По-европейски сейчас был полдень, а по-русски три часа дня.
У московитов свое часоисчисление, время здесь высчитывают по-чудному, от
восхода солнца, так что каждые две недели отсчет меняется. Нынче, на исходе
октября, у русских в сутках девять дневных часов и пятнадцать ночных. Если
прошло с зари три часа, значит, три часа дня и есть.
Стешка чинно села на бревно, расправила складки, на
касаточку (это такое ласковое слово, означает Schwalbe, хоть Корнелиус на узкую
черную птицу вроде был непохож) поглядывала как бы искоса. Московитки нежностей
на людях не признают, в мужчинах уважают строгость; галантность же почитают за
слабость характера, поэтому фон Дорн от своей возлюбленной отвернулся. Обед
подождет, сейчас недосуг.
Со Стешкой поручику исключительно повезло – и в смысле
Диспозиции, и в разных прочих смыслах. Стешкин муж, пока не угорел в бане, был
в Немецкой слободе пожарным ярыгой – следил, чтоб иноземцы костров не жгли и
печные трубы чистили. Когда молодка овдовела, то так на Кукуе и осталась.
Зажила лучше, чем при своем ярыге, потому что оказалась мастерица-белошвейка,
шила местным матронам рубашки, сорочки, чулки, платки из батиста. Дом построила
на слободской границе – на русский манер, но чистый, светлый. У Корнелиуса
нынче рубахи были одна белей другой, тонкого голландского полотна, воротники
кружевные, крахмальные, да и сам всегда накормлен, обогрет, обласкан.
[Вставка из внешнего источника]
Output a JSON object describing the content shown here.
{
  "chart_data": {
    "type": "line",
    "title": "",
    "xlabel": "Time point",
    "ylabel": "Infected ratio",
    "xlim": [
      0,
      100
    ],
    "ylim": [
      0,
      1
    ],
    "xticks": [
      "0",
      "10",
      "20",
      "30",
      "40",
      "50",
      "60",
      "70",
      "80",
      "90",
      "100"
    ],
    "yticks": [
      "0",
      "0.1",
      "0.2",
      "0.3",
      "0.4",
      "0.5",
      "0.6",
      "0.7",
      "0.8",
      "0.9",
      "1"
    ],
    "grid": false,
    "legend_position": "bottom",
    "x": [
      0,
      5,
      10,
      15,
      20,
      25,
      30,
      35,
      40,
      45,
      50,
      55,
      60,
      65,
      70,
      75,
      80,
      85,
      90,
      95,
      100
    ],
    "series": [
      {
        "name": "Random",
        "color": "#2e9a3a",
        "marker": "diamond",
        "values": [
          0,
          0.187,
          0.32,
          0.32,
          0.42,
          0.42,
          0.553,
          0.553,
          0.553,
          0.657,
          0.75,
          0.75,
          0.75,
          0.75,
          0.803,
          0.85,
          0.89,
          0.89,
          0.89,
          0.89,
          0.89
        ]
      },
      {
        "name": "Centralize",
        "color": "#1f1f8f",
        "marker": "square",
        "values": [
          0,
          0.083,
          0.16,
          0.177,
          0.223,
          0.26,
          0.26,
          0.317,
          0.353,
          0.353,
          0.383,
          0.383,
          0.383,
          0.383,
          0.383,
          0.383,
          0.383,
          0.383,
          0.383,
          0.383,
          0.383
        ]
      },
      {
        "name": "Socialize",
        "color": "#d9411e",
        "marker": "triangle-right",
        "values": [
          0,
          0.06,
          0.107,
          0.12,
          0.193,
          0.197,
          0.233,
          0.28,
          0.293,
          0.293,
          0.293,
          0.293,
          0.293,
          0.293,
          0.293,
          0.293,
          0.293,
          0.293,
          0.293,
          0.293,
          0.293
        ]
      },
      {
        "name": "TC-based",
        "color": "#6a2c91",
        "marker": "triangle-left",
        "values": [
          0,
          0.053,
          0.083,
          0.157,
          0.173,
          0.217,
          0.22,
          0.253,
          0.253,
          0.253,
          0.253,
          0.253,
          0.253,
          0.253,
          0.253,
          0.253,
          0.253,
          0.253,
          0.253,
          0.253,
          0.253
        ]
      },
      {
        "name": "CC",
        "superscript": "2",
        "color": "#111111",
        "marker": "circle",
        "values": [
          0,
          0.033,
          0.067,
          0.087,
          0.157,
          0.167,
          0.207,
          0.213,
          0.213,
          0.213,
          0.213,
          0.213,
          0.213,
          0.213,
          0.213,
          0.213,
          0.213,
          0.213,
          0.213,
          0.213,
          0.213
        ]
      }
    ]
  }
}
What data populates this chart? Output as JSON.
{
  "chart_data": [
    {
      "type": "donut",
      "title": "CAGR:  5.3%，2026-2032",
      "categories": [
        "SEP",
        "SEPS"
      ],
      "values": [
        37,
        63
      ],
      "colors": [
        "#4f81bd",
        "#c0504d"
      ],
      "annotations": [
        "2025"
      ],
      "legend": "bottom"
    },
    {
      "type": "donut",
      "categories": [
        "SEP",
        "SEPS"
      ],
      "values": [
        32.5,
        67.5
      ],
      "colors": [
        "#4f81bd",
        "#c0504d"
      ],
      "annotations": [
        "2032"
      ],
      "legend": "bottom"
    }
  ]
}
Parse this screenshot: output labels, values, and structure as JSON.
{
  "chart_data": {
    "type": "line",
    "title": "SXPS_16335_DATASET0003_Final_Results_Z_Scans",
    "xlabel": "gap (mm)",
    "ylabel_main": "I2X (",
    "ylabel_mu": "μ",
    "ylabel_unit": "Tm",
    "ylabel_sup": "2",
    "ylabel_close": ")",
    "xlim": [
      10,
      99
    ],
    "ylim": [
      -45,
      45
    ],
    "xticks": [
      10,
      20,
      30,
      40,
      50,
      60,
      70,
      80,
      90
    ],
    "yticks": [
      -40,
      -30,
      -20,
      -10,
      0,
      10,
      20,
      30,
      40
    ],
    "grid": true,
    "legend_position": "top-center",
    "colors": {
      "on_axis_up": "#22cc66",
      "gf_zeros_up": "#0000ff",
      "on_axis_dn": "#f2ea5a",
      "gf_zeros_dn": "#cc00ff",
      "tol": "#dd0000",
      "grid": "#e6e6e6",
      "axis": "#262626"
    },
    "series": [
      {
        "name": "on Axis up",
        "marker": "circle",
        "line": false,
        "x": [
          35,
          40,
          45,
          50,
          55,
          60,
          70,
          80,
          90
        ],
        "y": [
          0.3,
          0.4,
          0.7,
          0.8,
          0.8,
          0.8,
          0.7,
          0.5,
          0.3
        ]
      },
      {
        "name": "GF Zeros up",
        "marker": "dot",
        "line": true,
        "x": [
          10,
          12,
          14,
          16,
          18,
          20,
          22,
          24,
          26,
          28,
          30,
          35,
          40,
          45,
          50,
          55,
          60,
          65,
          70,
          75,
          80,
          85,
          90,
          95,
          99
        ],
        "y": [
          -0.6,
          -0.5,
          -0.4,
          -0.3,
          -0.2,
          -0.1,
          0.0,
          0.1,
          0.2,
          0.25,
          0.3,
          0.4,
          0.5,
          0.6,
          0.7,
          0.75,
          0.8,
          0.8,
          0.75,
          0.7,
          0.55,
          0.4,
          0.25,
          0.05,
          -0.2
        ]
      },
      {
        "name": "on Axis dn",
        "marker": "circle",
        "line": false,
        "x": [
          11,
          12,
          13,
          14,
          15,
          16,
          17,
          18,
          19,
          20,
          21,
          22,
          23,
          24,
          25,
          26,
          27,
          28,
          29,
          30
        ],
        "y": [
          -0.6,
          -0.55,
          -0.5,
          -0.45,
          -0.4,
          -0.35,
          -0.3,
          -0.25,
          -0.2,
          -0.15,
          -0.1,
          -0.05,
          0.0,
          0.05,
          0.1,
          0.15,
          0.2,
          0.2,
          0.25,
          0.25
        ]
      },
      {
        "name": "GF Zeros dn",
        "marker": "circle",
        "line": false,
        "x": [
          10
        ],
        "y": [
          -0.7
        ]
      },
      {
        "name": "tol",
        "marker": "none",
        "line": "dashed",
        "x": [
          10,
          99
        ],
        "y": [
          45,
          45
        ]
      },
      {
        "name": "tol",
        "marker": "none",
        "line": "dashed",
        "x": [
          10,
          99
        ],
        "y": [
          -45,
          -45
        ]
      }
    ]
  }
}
У Стешки дома хорошо. Печь с сине-зелеными изразцами, окна
из косых кусочков слюды, весело подкрашенных, так что в солнечный день по
стенам мечутся разноцветные зайчики, как в католическом храме. Лавки
деревянные, но покрыты пестрыми лоскутными салфетками, а на постельной лавке –
перина лебяжьего пуха. Специально для Корнеюшки, чтоб ему удобней трубку курить,
хозяйка завела и немецкое резное кресло, да к нему скамеечку, ноги класть. Сама
сядет рядом на пол, голову на колено пристроит и давай песни напевать. Чем не
парадиз? Особенно когда после купидоновых утех, а перед тем еще была баня с
холодным медом, вишневым или клюквенным.
Говоря по справедливости, имелись и в русской жизни свои
приятные стороны. А вернее так: если женщина захочет сделать жизнь мужчины
приятной, то добьется своего хоть бы даже и в Московии.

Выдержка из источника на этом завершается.